Rechtbank Zeeland-West-Brabant

Datum uitspraak
15 maart 2022
Publicatiedatum
16 maart 2022
Zaaknummer
AWB- 20_9190
Instantie
Rechtbank Zeeland-West-Brabant
Type
Uitspraak
Rechtsgebied
Bestuursrecht
Procedures
  • Eerste aanleg - enkelvoudig
Vindplaatsen
  • Rechtspraak.nl
AI samenvatting door LexboostAutomatisch gegenereerd

Afwijzing aanvraag AOW-pensioen door de Sociale Verzekeringsbank wegens niet bereiken pensioengerechtigde leeftijd

In deze zaak heeft de Rechtbank Zeeland-West-Brabant op 15 maart 2022 uitspraak gedaan in een geschil tussen een eiser en de Sociale Verzekeringsbank (Svb) over de afwijzing van een aanvraag voor AOW-pensioen. De eiser, geboren op [geboortedatum], had op zijn 65e verjaardag, [datum 65ste verjaardag], een aanvraag ingediend voor AOW-pensioen, maar de Svb weigerde deze aanvraag omdat hij de pensioengerechtigde leeftijd van 66 jaar en 4 maanden nog niet had bereikt. De rechtbank heeft vastgesteld dat de Svb in haar besluit van 6 april 2020 en het bestreden besluit van 23 september 2020 terecht heeft geoordeeld dat de eiser geen recht had op AOW-pensioen, aangezien hij de vereiste leeftijd nog niet had bereikt.

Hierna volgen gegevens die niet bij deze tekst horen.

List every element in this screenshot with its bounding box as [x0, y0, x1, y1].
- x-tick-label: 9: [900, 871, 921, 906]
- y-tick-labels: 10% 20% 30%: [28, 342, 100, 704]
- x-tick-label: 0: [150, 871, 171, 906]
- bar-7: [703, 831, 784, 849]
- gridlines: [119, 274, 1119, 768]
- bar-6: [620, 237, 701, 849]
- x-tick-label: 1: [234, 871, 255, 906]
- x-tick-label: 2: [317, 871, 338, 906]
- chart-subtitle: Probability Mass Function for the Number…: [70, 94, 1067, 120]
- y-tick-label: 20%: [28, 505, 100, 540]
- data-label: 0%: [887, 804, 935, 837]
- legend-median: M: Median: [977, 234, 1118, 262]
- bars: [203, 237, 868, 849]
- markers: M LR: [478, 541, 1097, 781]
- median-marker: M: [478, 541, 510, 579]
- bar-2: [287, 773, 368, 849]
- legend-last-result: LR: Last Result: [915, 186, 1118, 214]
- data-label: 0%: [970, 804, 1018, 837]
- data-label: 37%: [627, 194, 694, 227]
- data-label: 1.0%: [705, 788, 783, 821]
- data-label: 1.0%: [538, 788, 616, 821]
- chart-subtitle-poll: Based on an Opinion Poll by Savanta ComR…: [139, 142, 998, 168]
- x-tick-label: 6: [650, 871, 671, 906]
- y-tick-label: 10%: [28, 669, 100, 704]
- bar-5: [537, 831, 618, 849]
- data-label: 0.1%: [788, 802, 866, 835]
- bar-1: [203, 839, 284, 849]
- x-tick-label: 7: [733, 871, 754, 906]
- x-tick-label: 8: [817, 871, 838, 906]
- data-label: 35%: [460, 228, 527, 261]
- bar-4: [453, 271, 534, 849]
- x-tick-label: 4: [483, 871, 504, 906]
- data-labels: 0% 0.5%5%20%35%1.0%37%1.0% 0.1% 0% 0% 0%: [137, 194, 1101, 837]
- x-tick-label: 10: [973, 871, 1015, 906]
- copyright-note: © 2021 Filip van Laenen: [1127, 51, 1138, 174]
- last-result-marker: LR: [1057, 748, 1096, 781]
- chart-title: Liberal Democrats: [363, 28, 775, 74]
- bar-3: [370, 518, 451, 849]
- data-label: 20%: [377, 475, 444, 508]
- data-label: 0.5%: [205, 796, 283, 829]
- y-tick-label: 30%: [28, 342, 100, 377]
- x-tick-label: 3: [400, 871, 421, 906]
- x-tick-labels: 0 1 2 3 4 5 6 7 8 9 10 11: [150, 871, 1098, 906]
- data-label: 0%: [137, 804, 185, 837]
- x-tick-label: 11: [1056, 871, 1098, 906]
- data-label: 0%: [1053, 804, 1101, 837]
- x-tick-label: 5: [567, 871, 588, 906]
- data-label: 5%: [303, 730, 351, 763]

De eiser voerde aan dat de verschuiving van de AOW-leeftijd een ongeoorloofde inmenging op het eigendomsbeginsel met zich meebracht, omdat hij gedurende het zogenaamde AOW-gat van 16 maanden zonder inkomen verkeerde. De rechtbank oordeelde echter dat de Svb voldoende onderzoek had gedaan naar de persoonlijke situatie van de eiser en dat er geen sprake was van een onevenredig zware last. De rechtbank benadrukte dat de eiser zelf had gekozen om geen bijstandsuitkering aan te vragen en dat zijn financiële situatie niet was veroorzaakt door de verhoging van de AOW-leeftijd.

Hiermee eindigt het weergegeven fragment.